RTS,S, the first approved malaria vaccine, will be used in the field starting later this year.
We're working with GSK and other partners to find ways to make RTS,S more durable. In the meantime, the search for next-generation vaccines, including vaccines that block transmission as well as prevent infection—continues.
I'm very energized about the potential of gene drive, a method of self-sustaining genetic change that can make mosquitoes infertile or prevent them from carrying the malaria parasite.
Gene drive is the kind of breakthrough we need to support while simultaneously deploying other more incremental tools. The African Union endorsed a report on gene drives in January, encouraging Member States to harness the technology for development. This comes as researchers continue to perfect the science and developers work with regulators in endemic countries to set up field trials as soon as possible.
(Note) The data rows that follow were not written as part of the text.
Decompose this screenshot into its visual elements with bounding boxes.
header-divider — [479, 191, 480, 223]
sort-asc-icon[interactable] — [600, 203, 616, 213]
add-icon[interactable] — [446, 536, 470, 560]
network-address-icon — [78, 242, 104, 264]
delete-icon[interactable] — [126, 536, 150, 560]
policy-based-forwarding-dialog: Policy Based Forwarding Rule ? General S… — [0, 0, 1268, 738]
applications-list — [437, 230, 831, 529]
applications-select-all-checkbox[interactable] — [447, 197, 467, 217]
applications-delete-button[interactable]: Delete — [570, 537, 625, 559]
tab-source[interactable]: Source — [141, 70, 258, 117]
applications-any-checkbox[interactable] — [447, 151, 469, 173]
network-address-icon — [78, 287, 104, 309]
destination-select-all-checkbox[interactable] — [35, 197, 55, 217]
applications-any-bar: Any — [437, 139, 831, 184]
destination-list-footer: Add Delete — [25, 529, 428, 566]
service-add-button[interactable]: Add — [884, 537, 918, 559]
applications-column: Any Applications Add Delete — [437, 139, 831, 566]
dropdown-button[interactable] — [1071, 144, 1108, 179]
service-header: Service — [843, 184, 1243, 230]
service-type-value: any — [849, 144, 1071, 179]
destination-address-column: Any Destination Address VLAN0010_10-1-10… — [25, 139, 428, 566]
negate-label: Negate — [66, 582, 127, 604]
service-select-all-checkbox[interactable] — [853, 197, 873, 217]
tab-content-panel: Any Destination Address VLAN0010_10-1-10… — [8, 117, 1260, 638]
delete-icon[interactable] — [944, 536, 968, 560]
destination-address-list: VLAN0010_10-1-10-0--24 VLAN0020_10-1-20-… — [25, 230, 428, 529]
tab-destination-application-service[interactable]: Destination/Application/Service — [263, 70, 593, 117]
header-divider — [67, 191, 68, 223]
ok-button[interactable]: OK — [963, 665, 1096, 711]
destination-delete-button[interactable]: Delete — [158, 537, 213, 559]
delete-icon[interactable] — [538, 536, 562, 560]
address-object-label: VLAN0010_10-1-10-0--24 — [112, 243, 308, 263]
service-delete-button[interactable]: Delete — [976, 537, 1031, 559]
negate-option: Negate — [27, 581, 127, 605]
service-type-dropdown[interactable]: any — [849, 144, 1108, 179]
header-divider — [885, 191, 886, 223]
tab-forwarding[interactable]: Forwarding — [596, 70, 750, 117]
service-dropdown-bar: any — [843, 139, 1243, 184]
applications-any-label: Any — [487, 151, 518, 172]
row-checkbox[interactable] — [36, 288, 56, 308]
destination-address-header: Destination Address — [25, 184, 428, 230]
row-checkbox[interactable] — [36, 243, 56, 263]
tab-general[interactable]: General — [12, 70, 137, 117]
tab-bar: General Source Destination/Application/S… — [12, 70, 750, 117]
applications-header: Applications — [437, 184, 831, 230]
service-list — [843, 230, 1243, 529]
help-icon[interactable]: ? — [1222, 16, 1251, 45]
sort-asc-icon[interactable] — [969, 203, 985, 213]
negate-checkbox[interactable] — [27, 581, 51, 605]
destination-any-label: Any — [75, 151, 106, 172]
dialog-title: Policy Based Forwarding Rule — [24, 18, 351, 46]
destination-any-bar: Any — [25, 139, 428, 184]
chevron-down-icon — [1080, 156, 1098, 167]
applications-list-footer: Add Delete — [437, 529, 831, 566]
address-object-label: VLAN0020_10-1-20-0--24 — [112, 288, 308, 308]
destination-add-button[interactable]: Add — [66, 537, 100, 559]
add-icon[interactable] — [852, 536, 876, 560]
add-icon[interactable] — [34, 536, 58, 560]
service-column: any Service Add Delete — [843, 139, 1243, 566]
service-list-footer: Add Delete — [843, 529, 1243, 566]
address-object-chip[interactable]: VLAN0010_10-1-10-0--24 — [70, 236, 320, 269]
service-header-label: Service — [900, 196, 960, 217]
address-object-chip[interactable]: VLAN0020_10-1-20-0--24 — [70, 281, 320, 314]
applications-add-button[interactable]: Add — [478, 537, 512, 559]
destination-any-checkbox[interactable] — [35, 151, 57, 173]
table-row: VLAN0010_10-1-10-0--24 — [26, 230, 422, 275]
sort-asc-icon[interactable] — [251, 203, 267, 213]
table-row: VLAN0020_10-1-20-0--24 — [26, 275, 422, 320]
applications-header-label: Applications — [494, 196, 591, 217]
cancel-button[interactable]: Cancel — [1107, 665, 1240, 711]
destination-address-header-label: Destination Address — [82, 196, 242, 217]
To me, this long list of new and future tools is exciting.
It will be a challenge to cross-reference a whole suite of tools with a mountain of data and update our logistical systems according to what we learn, but this is the challenge we must meet in the next several years.
CONCLUSION
Since I started my second career almost 20 years ago, I've seen a lot more suffering than I ever planned on. It's haunting. It's also motivating. It reminds me exactly why the work we're doing together is so important and so urgent.
One of the worst things I've ever seen, years ago in Tanzania, is a child having seizures from cerebral malaria. I didn't know if he would survive. I did know that, even if he did, his brain development would be impaired.